A study suggests that experiencing and even hearing about repeated catastrophes can lead to PTSD, depression, and anxiety. In this Verywell Mind article, Mindpath Health’s Elisabeth Netherton, MD, talks about coping with the effects of climate change.

Repeated Exposure to Hurricanes Can Be Detrimental to Mental Health

According to a recent study, repeated exposure to hurricanes can have negative effects on mental health. This appears to be the case not only for direct exposure to hurricanes but for indirect and media-based exposure too—for example, a friend getting injured because of a hurricane or hearing a lot about hurricanes on the news.

Researchers working on the study, led by the University of California, found that repeated exposure to the threat of hurricanes is linked to symptoms of post-traumatic stress, depression, anxiety, fear, and worry. They assessed Florida residents before Hurricane Irma hit in September of 2017 and then again after Hurricane Michael hit in October.

Hurricanes and mental health

Distress or worry is to be expected after an event like a hurricane, particularly when there are two catastrophic hurricanes in fairly quick succession, like Irma and Michael. However, it would normally be expected that mental health would get back to its previous level over time.

Dana Rose Garfin, PhD, explained, “as climate-related catastrophic hurricanes and other natural disasters such as wildfires and heat waves escalate, this natural healing process may be disrupted by repeated threat exposure.”

Researchers found that with repeated exposure, psychological symptoms were likely to build up and get more serious. This is something that Garfin suggested may prompt a mental health crisis.

This study was the first longitudinal study to assess participants before and after category 5 hurricanes. While more studies of this nature would be beneficial, findings were similar to those from studies conducted in the aftermath of Hurricane Katrina in 2005.

Rising climate change anxiety

Also resulting from repeated exposure to hurricanes can be increased global distress and worry about future events. Climate change has a real impact on the mental health of many, and there’s evidence that it may also be making hurricanes stronger and more dangerous.

It’s one of many things that can impact our mental health, and there’s a fear that even after one hurricane has come and gone, there could be another in the near future.

Or, even if it’s not going to affect us directly, we might have relatives in an area susceptible to hurricanes, or we might just be worried about climate change more generally—and it appears that there might be a gender gap here.

Elisabeth Netherton, MD, a psychiatrist and regional medical director for Mindpath Health, explains, “Climate change is contributing to increased frequency of a host of natural disasters—we watch these play out on the news or affect our own homes and communities. People experience a host of terrifying consequences of these events—loss of their homes and possessions, threats to the lives and safety of ourselves and our loved ones.

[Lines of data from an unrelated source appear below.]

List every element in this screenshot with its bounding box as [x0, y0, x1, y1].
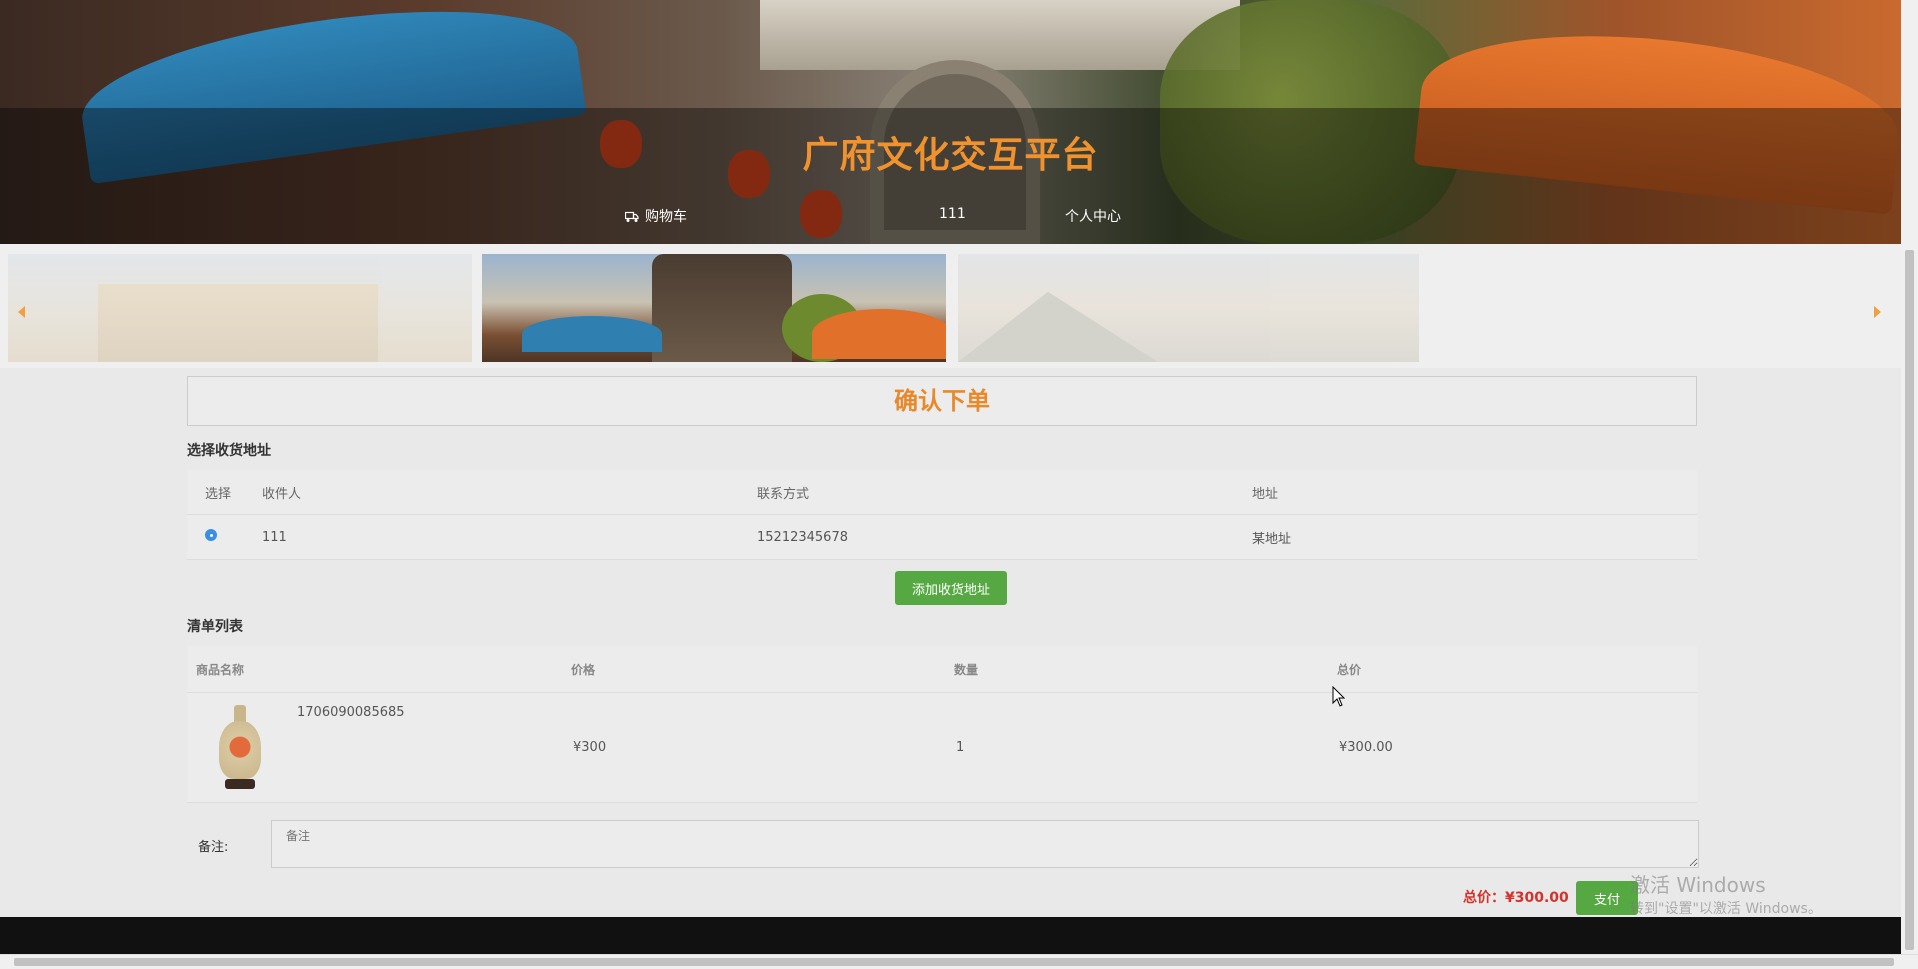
address-table: 选择 收件人 联系方式 地址 111 15212345678 某地址: [187, 470, 1697, 560]
col-quantity: 数量: [953, 646, 1336, 693]
col-product-name: 商品名称: [187, 646, 570, 693]
recipient-cell: 111: [261, 514, 756, 560]
address-table-header: 选择 收件人 联系方式 地址: [187, 470, 1697, 515]
page: 广府文化交互平台 购物车 111 个人中心 确认下单 选择收货地址 选择 收件人…: [0, 0, 1901, 968]
table-row[interactable]: 111 15212345678 某地址: [187, 514, 1697, 560]
col-select: 选择: [187, 470, 261, 515]
horizontal-scroll-thumb[interactable]: [14, 958, 1894, 966]
total-label: 总价：: [1463, 890, 1505, 906]
phone-cell: 15212345678: [756, 514, 1251, 560]
horizontal-scrollbar[interactable]: [0, 954, 1918, 969]
items-table: 商品名称 价格 数量 总价 1706090085685 ¥300 1 ¥300.…: [187, 646, 1697, 803]
items-table-header: 商品名称 价格 数量 总价: [187, 646, 1697, 693]
product-cell: 1706090085685: [187, 692, 570, 803]
col-recipient: 收件人: [261, 470, 756, 515]
address-radio[interactable]: [205, 529, 217, 541]
mouse-cursor-icon: [1332, 686, 1346, 707]
quantity-cell: 1: [953, 692, 1336, 803]
windows-activation-watermark: 激活 Windows 转到"设置"以激活 Windows。: [1630, 873, 1822, 921]
nav-cart-link[interactable]: 购物车: [624, 206, 687, 226]
site-title: 广府文化交互平台: [802, 135, 1099, 176]
total-price: 总价：¥300.00: [1463, 887, 1569, 907]
col-phone: 联系方式: [756, 470, 1251, 515]
vertical-scrollbar[interactable]: [1901, 0, 1918, 954]
address-cell: 某地址: [1251, 514, 1697, 560]
watermark-line1: 激活 Windows: [1630, 873, 1766, 897]
price-cell: ¥300: [570, 692, 953, 803]
truck-icon: [624, 211, 639, 222]
address-section-label: 选择收货地址: [187, 443, 271, 459]
pay-button[interactable]: 支付: [1576, 881, 1638, 915]
nav-username[interactable]: 111: [939, 206, 966, 226]
nav-profile-link[interactable]: 个人中心: [1065, 206, 1121, 226]
chevron-left-icon[interactable]: [18, 306, 25, 318]
chevron-right-icon[interactable]: [1874, 306, 1881, 318]
table-row: 1706090085685 ¥300 1 ¥300.00: [187, 692, 1697, 803]
header-banner: 广府文化交互平台 购物车 111 个人中心: [0, 0, 1901, 244]
nav-cart-label: 购物车: [645, 209, 687, 225]
vertical-scroll-thumb[interactable]: [1905, 250, 1914, 950]
carousel-slide-active[interactable]: [482, 254, 946, 362]
page-title: 确认下单: [187, 376, 1697, 426]
image-carousel: [0, 244, 1901, 368]
product-name[interactable]: 1706090085685: [297, 705, 405, 720]
total-value: ¥300.00: [1505, 890, 1569, 906]
product-thumbnail[interactable]: [215, 703, 265, 789]
remark-label: 备注:: [198, 840, 229, 855]
carousel-slide[interactable]: [8, 254, 472, 362]
subtotal-cell: ¥300.00: [1336, 692, 1697, 803]
carousel-slide[interactable]: [958, 254, 1419, 362]
banner-sky: [760, 0, 1240, 70]
add-address-button[interactable]: 添加收货地址: [895, 571, 1007, 605]
address-radio-cell[interactable]: [187, 514, 261, 560]
col-total: 总价: [1336, 646, 1697, 693]
col-price: 价格: [570, 646, 953, 693]
remark-input[interactable]: [271, 820, 1699, 868]
page-footer: [0, 917, 1901, 954]
list-section-label: 清单列表: [187, 619, 243, 635]
col-address: 地址: [1251, 470, 1697, 515]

“It is important to note that because women have a much higher risk of developing depression, anxiety, and PTSD across their lifetimes, they are likely to carry a disproportionate mental health burden of these disasters. On average, women make less than men do and carry statistically lower household wealth, which means that women-led households are particularly vulnerable to struggling to meet basic needs following these disasters.”

What you can do

Natural disasters and extreme weather conditions like hurricanes will always exist — we can’t avoid them entirely. But there are things that people can do should they feel their mental health, or that of a friend or relative, has been affected by them.

“If people notice that their mental health is being affected by hurricanes, I think it is critical that they seek professional support through mental health treatment, such as therapy and additional sources of community support. Studies of families in the wake of prior natural disasters support the importance of community support in resilience to these forms of trauma,” says Netherton.

Of course, it can be wise to take precautions before the event if you know that there’s a hurricane coming. We can’t stop hurricanes, but preparing for them beforehand and seeking help afterward if you think you need it can help your mental well-being.